Support Questions
Find answers, ask questions, and share your expertise
Announcements
Alert: Welcome to the Unified Cloudera Community. Former HCC members be sure to read and learn how to activate your account here.

Problem reading AVRO file in HIVE after Sqoop import: IOException: Not a data file

Problem reading AVRO file in HIVE after Sqoop import: IOException: Not a data file

Rising Star

After importing tables from database via sqoop in AVRO file format the HIVE cannot read the external table.

It gives only this error message:

Failed with exception java.io.IOException:java.io.IOException: Not a data file

 

These are the steps:

1. I have imported via sqoop -as avrofile a query result set into HDFS

2. After the import I downloaded one file to extrakt the avro schema. Via avro tools I extract the schema and upload to the HDFS directory.

java -jar ./avro-tools-1.7.7.jar getschema ./part-m-00000.avro > mytable.avsc

3. The directory permission and files permission are set to read for everybody.

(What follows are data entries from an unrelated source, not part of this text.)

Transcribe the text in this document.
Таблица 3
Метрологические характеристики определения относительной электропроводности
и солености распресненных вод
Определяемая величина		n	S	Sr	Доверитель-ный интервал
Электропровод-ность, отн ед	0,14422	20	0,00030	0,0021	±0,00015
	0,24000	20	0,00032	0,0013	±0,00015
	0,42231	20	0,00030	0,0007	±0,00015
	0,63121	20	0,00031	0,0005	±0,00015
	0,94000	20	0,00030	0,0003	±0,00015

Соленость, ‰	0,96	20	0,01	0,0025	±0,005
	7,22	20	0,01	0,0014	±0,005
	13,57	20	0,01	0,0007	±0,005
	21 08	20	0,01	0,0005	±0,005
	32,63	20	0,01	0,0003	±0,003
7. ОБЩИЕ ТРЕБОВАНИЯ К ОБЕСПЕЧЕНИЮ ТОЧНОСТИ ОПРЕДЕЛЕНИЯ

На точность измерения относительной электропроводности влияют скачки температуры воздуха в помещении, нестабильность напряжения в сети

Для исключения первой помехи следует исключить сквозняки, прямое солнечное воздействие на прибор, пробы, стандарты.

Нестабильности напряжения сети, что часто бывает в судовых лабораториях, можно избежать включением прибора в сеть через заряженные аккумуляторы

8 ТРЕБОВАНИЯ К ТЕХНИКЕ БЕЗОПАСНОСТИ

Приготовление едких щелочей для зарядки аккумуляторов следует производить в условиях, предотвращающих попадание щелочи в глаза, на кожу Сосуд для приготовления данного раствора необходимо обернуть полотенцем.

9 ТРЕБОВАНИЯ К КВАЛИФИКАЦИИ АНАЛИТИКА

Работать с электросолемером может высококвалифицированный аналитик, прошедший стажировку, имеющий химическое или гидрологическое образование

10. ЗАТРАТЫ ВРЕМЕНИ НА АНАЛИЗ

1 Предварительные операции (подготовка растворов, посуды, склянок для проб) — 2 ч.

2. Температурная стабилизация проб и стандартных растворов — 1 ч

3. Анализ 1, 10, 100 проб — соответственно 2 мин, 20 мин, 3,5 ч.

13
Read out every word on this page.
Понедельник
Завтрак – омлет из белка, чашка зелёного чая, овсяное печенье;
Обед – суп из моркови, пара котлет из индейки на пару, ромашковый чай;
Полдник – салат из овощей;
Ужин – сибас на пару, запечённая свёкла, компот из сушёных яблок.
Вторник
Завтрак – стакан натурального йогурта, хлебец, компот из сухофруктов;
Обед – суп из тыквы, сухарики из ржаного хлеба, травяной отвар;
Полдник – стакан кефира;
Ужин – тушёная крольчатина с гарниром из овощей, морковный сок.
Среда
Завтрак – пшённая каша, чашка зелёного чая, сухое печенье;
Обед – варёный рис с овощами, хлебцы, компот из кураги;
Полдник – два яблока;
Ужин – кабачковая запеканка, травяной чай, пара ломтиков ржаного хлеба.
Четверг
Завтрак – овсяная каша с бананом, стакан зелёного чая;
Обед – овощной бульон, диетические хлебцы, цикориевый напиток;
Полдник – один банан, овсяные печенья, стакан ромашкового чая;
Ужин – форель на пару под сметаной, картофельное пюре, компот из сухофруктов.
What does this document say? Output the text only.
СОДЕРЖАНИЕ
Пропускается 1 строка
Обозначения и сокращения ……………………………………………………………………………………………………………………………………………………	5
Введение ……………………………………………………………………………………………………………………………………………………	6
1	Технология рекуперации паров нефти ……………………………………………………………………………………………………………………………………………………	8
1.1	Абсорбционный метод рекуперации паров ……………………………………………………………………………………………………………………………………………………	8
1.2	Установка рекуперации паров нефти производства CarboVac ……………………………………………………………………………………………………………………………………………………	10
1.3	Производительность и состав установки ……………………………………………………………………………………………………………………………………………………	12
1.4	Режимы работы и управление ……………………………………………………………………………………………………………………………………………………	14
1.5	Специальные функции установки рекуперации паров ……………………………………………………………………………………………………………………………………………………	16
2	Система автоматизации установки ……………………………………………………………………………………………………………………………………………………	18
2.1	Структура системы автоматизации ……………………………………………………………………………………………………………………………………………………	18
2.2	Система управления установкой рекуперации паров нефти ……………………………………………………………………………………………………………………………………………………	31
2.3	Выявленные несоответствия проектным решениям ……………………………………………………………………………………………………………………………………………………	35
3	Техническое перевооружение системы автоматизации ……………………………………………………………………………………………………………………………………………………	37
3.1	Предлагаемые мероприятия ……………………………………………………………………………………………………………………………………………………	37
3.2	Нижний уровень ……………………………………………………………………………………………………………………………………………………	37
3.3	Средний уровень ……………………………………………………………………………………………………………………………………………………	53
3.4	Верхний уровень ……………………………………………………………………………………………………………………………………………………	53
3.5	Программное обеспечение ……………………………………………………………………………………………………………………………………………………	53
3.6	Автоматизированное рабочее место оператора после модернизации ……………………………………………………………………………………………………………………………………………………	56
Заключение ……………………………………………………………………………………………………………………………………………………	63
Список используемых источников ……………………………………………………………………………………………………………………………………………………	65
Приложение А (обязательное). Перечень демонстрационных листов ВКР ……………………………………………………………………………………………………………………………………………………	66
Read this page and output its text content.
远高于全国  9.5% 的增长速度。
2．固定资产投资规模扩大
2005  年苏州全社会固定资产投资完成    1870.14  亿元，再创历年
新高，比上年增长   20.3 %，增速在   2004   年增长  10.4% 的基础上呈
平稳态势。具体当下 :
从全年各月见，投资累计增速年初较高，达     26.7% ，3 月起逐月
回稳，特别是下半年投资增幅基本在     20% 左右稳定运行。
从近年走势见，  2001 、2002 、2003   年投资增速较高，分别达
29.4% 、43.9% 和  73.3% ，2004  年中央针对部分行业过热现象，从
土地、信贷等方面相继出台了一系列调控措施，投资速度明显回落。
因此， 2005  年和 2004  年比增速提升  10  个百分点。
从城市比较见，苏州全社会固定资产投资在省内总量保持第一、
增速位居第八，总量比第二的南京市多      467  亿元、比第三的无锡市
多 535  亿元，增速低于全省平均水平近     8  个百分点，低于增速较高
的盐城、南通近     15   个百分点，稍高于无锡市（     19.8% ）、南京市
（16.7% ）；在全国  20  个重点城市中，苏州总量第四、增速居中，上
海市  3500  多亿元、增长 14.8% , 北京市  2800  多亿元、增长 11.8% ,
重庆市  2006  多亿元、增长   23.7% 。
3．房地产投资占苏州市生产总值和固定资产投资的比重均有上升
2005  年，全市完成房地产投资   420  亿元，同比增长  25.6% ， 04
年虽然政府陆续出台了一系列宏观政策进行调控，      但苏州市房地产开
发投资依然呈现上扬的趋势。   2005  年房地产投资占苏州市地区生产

4. After that I create an external table like this:

 

CREATE EXTERNAL TABLE mytable
ROW FORMAT SERDE 'org.apache.hadoop.hive.serde2.avro.AvroSerDe'
STORED AS INPUTFORMAT 'org.apache.hadoop.hive.ql.io.avro.AvroContainerInputFormat'
OUTPUTFORMAT 'org.apache.hadoop.hive.ql.io.avro.AvroContainerOutputFormat'
LOCATION '/user/hdfs/mytable'
TBLPROPERTIES ('avro.schema.url'='hdfs:///user/hdfs/mytable/mytable.avsc');

 

5. Hive creates the table, but I cannot select it.

6. BUT: in Impala after metadata refresh I can query the table without any problem.

 

So I assume the problem is in Hive, 

please help,

Thnks

Tomas.